Créé en 2011, Alter’ Actions met en connexion trois univers qui se sont longtemps un peu ignorés : l’enseignement supérieur, l’économie sociale et solidaire (ESS) et le monde du consulting. Son projet : que des étudiants réalisent des missions de conseil pour des structures sociales et solidaires. Résultat : du « gagnant-gagnant » tant pour les jeunes diplômés que pour les structures solidaires.
« Il s’agit à la fois de sensibiliser les étudiants au secteur de l’économie sociale et solidaire et de les accompagner dans l’apprentissage des métiers du conseil », insiste d’emblée Michel Moullet, ancien président d’Alter ‘Actions et membre de son conseil d’administration. Chaque mission au sein d’une association ou d’une fondation de l’ESS, voire d’une entreprise ayant obtenu l’agrément ESUS (Entreprise solidaire d’utilité sociale) repose sur une équipe multidisciplinaire de trois à cinq étudiants aux profils variés (écoles de commerce, d’ingénieurs, universités, Sciences Po, etc.). Les jeunes consultants sont accompagnés par un professionnel du conseil ou de la gestion de projets qui intervient bénévolement ou dans le cadre d’un mécénat de compétences.
Depuis sa création en 2011 à Paris, l’association a essaimé en province (Nantes, Lyon, Lille). Plus de 300 missions ont été réalisées pour 232 acteurs de l’ESS dont des grandes associations (Unis-Cité, le Secours catholique, la Croix Rouge Française, Emmaüs Défi…) et des structures plus confidentielles comme la cantine Cocotte solidaire à Nantes ou le centre audiovisuel Simone-de-Beauvoir à Paris. « Les associations ont beaucoup de sujets à traiter mais sont confrontés à un manque de ressources évident », confie Michel Moullet. « Les salariés sont peu nombreux et les bénévoles sont rarement à plein temps. Les missions d’Alter’Actions permettent d’engager des réflexions sur des sujets qu’ils n’ont pas toujours le temps de traiter comme un plan de communication ou une stratégie de développement. »
Une étude pour répondre aux besoins d’une structure solidaire
Émanation d’Emmaüs Défi, la Banque solidaire de l’équipement (BSE) a ainsi sollicité Alter’Actions pour l’implantation d’une nouvelle antenne à Lille. S’adressant à un public en voie d’insertion qui vient d’accéder à un logement pérenne, elle propose à ses bénéficiaires de s’équiper avec du matériel neuf (mobilier, literie, électroménager, éléments de décoration) à de petits prix. L’étude de faisabilité commandée aux étudiants portait sur la mise en place d’une telle structure d’insertion dans le Nord.
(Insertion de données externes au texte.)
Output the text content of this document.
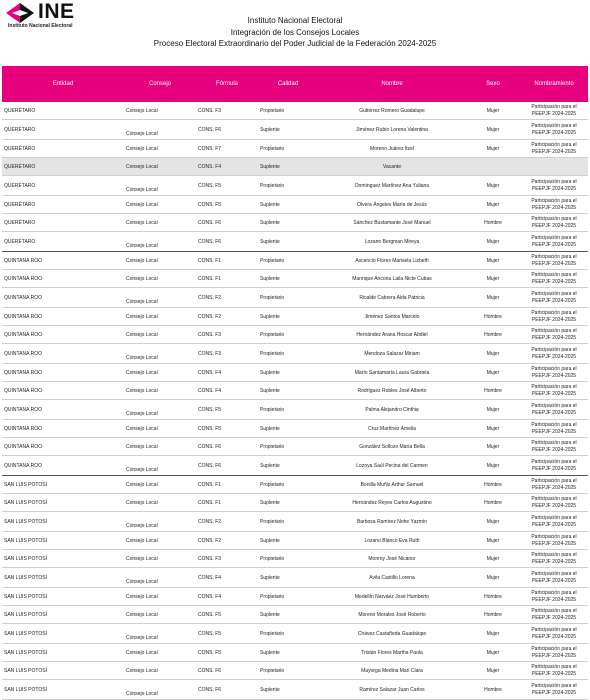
INE
Instituto Nacional Electoral
Instituto Nacional Electoral
Integración de los Consejos Locales
Proceso Electoral Extraordinario del Poder Judicial de la Federación 2024-2025
Entidad	Consejo	Fórmula	Calidad	Nombre	Sexo	Nombramiento
QUERÉTARO	Consejo Local	CONS. F3	Propietario	Gutiérrez Romero Guadalupe	Mujer	Participación para el PEEPJF 2024-2025
QUERÉTARO	Consejo Local	CONS. F6	Suplente	Jiménez Rubio Lorena Valentina	Mujer	Participación para el PEEPJF 2024-2025
QUERÉTARO	Consejo Local	CONS. F7	Propietario	Moreno Juárez Itzel	Mujer	Participación para el PEEPJF 2024-2025
QUERÉTARO	Consejo Local	CONS. F4	Suplente	Vacante		
QUERÉTARO	Consejo Local	CONS. F5	Propietario	Domínguez Martínez Ana Yuliana	Mujer	Participación para el PEEPJF 2024-2025
QUERÉTARO	Consejo Local	CONS. F5	Suplente	Olvera Ángeles María de Jesús	Mujer	Participación para el PEEPJF 2024-2025
QUERÉTARO	Consejo Local	CONS. F6	Suplente	Sánchez Bustamante José Manuel	Hombre	Participación para el PEEPJF 2024-2025
QUERÉTARO	Consejo Local	CONS. F6	Suplente	Lozano Bergman Mireya	Mujer	Participación para el PEEPJF 2024-2025
QUINTANA ROO	Consejo Local	CONS. F1	Propietario	Ascencio Flores Marisela Lizbeth	Mujer	Participación para el PEEPJF 2024-2025
QUINTANA ROO	Consejo Local	CONS. F1	Suplente	Manrique Ancona Laila Nicte Cubas	Mujer	Participación para el PEEPJF 2024-2025
QUINTANA ROO	Consejo Local	CONS. F2	Propietario	Ricalde Cabrera Aida Patricia	Mujer	Participación para el PEEPJF 2024-2025
QUINTANA ROO	Consejo Local	CONS. F2	Suplente	Jiménez Santos Marcelo	Hombre	Participación para el PEEPJF 2024-2025
QUINTANA ROO	Consejo Local	CONS. F3	Propietario	Hernández Arana Hoscar Abdiel	Hombre	Participación para el PEEPJF 2024-2025
QUINTANA ROO	Consejo Local	CONS. F3	Propietario	Mendoza Salazar Miriam	Mujer	Participación para el PEEPJF 2024-2025
QUINTANA ROO	Consejo Local	CONS. F4	Suplente	Marín Santamaría Laura Gabriela	Mujer	Participación para el PEEPJF 2024-2025
QUINTANA ROO	Consejo Local	CONS. F4	Suplente	Rodríguez Robles José Alberto	Hombre	Participación para el PEEPJF 2024-2025
QUINTANA ROO	Consejo Local	CONS. F5	Propietario	Palma Alejandro Cinthia	Mujer	Participación para el PEEPJF 2024-2025
QUINTANA ROO	Consejo Local	CONS. F5	Suplente	Cruz Martínez Amelia	Mujer	Participación para el PEEPJF 2024-2025
QUINTANA ROO	Consejo Local	CONS. F6	Propietario	González Sollozo María Bella	Mujer	Participación para el PEEPJF 2024-2025
QUINTANA ROO	Consejo Local	CONS. F6	Suplente	Lozoya Saúl Pecina del Carmen	Mujer	Participación para el PEEPJF 2024-2025
SAN LUIS POTOSÍ	Consejo Local	CONS. F1	Propietario	Bonilla Muñiz Arthur Samuel	Hombre	Participación para el PEEPJF 2024-2025
SAN LUIS POTOSÍ	Consejo Local	CONS. F1	Suplente	Hernández Reyes Carlos Augustino	Hombre	Participación para el PEEPJF 2024-2025
SAN LUIS POTOSÍ	Consejo Local	CONS. F2	Propietario	Barbosa Ramírez Nohe Yazmín	Mujer	Participación para el PEEPJF 2024-2025
SAN LUIS POTOSÍ	Consejo Local	CONS. F2	Suplente	Lozano Blanco Eva Ruth	Mujer	Participación para el PEEPJF 2024-2025
SAN LUIS POTOSÍ	Consejo Local	CONS. F3	Propietario	Monroy José Nicanor	Mujer	Participación para el PEEPJF 2024-2025
SAN LUIS POTOSÍ	Consejo Local	CONS. F4	Suplente	Avila Castillo Lorena	Mujer	Participación para el PEEPJF 2024-2025
SAN LUIS POTOSÍ	Consejo Local	CONS. F4	Propietario	Medellín Narváez José Humberto	Hombre	Participación para el PEEPJF 2024-2025
SAN LUIS POTOSÍ	Consejo Local	CONS. F5	Suplente	Moreno Morales José Roberto	Hombre	Participación para el PEEPJF 2024-2025
SAN LUIS POTOSÍ	Consejo Local	CONS. F5	Propietario	Chávez Castañeda Guadalupe	Mujer	Participación para el PEEPJF 2024-2025
SAN LUIS POTOSÍ	Consejo Local	CONS. F5	Suplente	Tristán Flores Martha Paola	Mujer	Participación para el PEEPJF 2024-2025
SAN LUIS POTOSÍ	Consejo Local	CONS. F6	Propietario	Mayorga Medina Mari Clara	Mujer	Participación para el PEEPJF 2024-2025
SAN LUIS POTOSÍ	Consejo Local	CONS. F6	Suplente	Ramírez Salazar Juan Carlos	Hombre	Participación para el PEEPJF 2024-2025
Si le besoin du service était bien identifié sur la région lilloise, se posait néanmoins la question de son implantation logistique (stockage du matériel, préparation des commandes, livraison). « Notre petite équipe n’avait pas le temps de mener une étude fine et comparative sur le territoire, explique Violette Schot, chargée de développement à la BSE. Nous avons notamment demandé aux étudiants de regarder s’il existait déjà des structures équivalentes dans le Nord, sur lesquelles on pourrait éventuellement s’appuyer. » Les cinq jeunes gens ont rendu leurs recommandations début juin 2020, soit six mois après la première réunion, sous la forme d’un rapport de 80 pages. Le tout pour une participation « symbolique » de 300 euros, la salariée senior d’Accenture ayant managé les cinq étudiants afin de garantir la qualité du résultat – selon la méthode originale d’accompagnement mise en place par Alter ‘Actions – étant elle aussi bénévole.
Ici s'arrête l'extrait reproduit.